The Popular Front in the United Kingdom attempted an alliance between political parties and individuals of the left and centre-left in the late 1930s to come together to challenge the Nazi/fascist appeasement policies of the National Government led by Neville Chamberlain. The Popular Front (PF) despite not having the formal endorsement of either the Labour Party or the Liberal Party, fielded candidates at parliamentary by-elections with success.
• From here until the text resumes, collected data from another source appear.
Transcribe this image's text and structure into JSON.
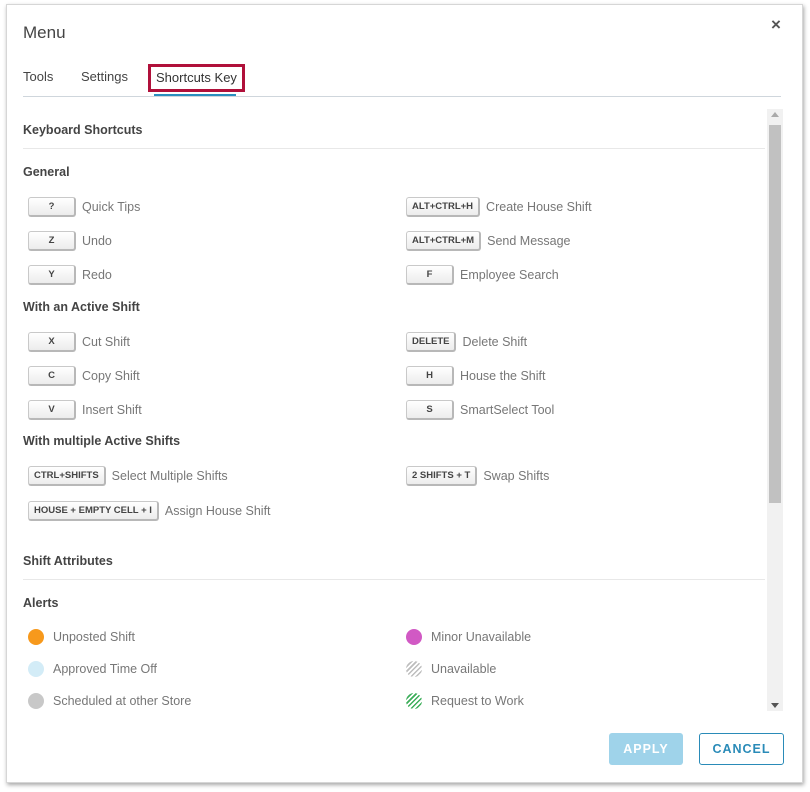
{
  "dialog": {
    "title": "Menu",
    "close_label": "×"
  },
  "tabs": [
    {
      "label": "Tools"
    },
    {
      "label": "Settings"
    },
    {
      "label": "Shortcuts Key"
    }
  ],
  "keyboard": {
    "title": "Keyboard Shortcuts",
    "general": {
      "title": "General",
      "left": [
        {
          "key": "?",
          "label": "Quick Tips"
        },
        {
          "key": "Z",
          "label": "Undo"
        },
        {
          "key": "Y",
          "label": "Redo"
        }
      ],
      "right": [
        {
          "key": "ALT+CTRL+H",
          "label": "Create House Shift"
        },
        {
          "key": "ALT+CTRL+M",
          "label": "Send Message"
        },
        {
          "key": "F",
          "label": "Employee Search"
        }
      ]
    },
    "active": {
      "title": "With an Active Shift",
      "left": [
        {
          "key": "X",
          "label": "Cut Shift"
        },
        {
          "key": "C",
          "label": "Copy Shift"
        },
        {
          "key": "V",
          "label": "Insert Shift"
        }
      ],
      "right": [
        {
          "key": "DELETE",
          "label": "Delete Shift"
        },
        {
          "key": "H",
          "label": "House the Shift"
        },
        {
          "key": "S",
          "label": "SmartSelect Tool"
        }
      ]
    },
    "multiple": {
      "title": "With multiple Active Shifts",
      "left": [
        {
          "key": "CTRL+SHIFTS",
          "label": "Select Multiple Shifts"
        },
        {
          "key": "HOUSE + EMPTY CELL + I",
          "label": "Assign House Shift"
        }
      ],
      "right": [
        {
          "key": "2 SHIFTS + T",
          "label": "Swap Shifts"
        }
      ]
    }
  },
  "attributes": {
    "title": "Shift Attributes",
    "alerts": {
      "title": "Alerts",
      "left": [
        {
          "label": "Unposted Shift",
          "color": "#f7991c",
          "style": "solid"
        },
        {
          "label": "Approved Time Off",
          "color": "#d3ecf7",
          "style": "solid"
        },
        {
          "label": "Scheduled at other Store",
          "color": "#c8c8c8",
          "style": "solid"
        }
      ],
      "right": [
        {
          "label": "Minor Unavailable",
          "color": "#d159c4",
          "style": "solid"
        },
        {
          "label": "Unavailable",
          "color": "#bdbdbd",
          "style": "hatched"
        },
        {
          "label": "Request to Work",
          "color": "#3cae5a",
          "style": "hatched"
        }
      ]
    }
  },
  "footer": {
    "apply_label": "APPLY",
    "cancel_label": "CANCEL"
  }
}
There was no general election to test the support of the PF and therefore the opportunity for it to form a government.
The Popular Front was launched by the Liberal MP Richard Acland, the Communist and former MP John Strachey, Labour's economist G. D. H. Cole and Conservative MP Robert Boothby in December 1936.
Richard Acland was a relatively new Liberal MP who had gained Barnstaple from the Conservatives at the 1935 election. He quickly became an influential figure on the left of the Liberal Party. He advocated closer ties with the Labour Party and electoral co-operation with them at constituency level. He also became an outspoken supporter of a Popular Front, becoming one of its founders.
He was elected as Labour Member of Parliament for Birmingham Aston in 1929, serving to 1931. He was Parliamentary Private Secretary to Oswald Mosley. He resigned from the Parliamentary Labour Party in 1931 for Mosley's New Party. Following the New Party's drift towards fascism he resigned to become a supporter of the Communist Party, contesting the Aston constituency as an independent. He assisted the publisher Victor Gollancz in founding the Left Book Club in 1936. As the author of The Coming Struggle for Power (1932), and a series of other significant works, Strachey was one of the most prolific and widely read British Marxist-Leninist theorists of the 1930s.